There's no compelling reason we couldn't have IP audio links (with an easy calling interface) that have no such compression artifacts. I would actually call it more of a noise gate issue perhaps trying to save bandwidth by maximizing the compressibility of quiet parts as if they're total silence, signal off. That kills the intimacy IMO.
We've had it for so long now with digital cell phone calls, even HD calling, certainly Zoom et al (some are particularly aggressive on the noise gate when others are speaking over you).
The process of waiting to create the first packet to send (even with no compression) will always be slower than a system where you just send the audio instantly as an analog signal. Even the process of waiting for a single "sample" of audio (for a tiny tiny packet) is technically slower (but of course no one does that: they tend to group together at least 2ms of audio into a packet). The only way you can go faster than a classic land line (assuming there were no signal repeaters: like, this is one of those landlines where as you get further away the signal also gets quieter) is if you can go a shorter distance or use materials with less resistance--maybe "lower relative permittivity"? I don't know exactly what measurement you use here as I don't remember enough physics--to build the wiring or (probably your best bet) switches.

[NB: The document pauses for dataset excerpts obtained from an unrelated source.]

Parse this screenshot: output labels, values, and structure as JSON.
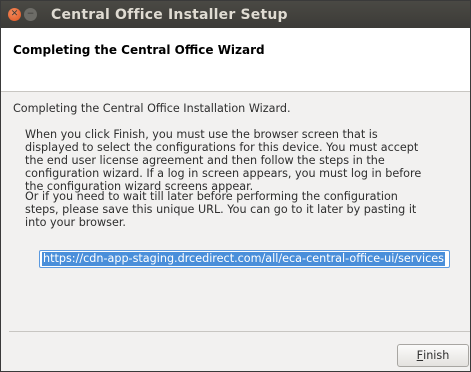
{
  "window": {
    "title": "Central Office Installer Setup",
    "close_glyph": "✕",
    "minimize_glyph": "−"
  },
  "header": {
    "title": "Completing the Central Office Wizard"
  },
  "content": {
    "intro": "Completing the Central Office Installation Wizard.",
    "paragraph1_lines": [
      "When you click Finish, you must use the browser screen that is",
      "displayed to select the configurations for this device. You must accept",
      "the end user license agreement and then follow the steps in the",
      "configuration wizard. If a log in screen appears, you must log in before",
      "the configuration wizard screens appear."
    ],
    "paragraph2_lines": [
      "Or if you need to wait till later before performing the configuration",
      "steps, please save this unique URL. You can go to it later by pasting it",
      "into your browser."
    ],
    "url_value": "https://cdn-app-staging.drcedirect.com/all/eca-central-office-ui/services"
  },
  "footer": {
    "finish_mnemonic": "F",
    "finish_rest": "inish"
  },
  "colors": {
    "titlebar": "#3c3b37",
    "close_button": "#e0531f",
    "selection": "#4a8fda"
  }
}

Is noise gating why you can't talk over each other? I am terrible at doing this (I think of it as synthesis - 2 excited ppl grabbing the idea, running with it, then the other interrupts and takes over) and while I acknowledge it's a bad behaviour, why do video calls or most digital audio ones not let it happen? I get there's delay so they can't exactly blend the two audio streams together, but what is this crazy limitation that only one person can talk at a time?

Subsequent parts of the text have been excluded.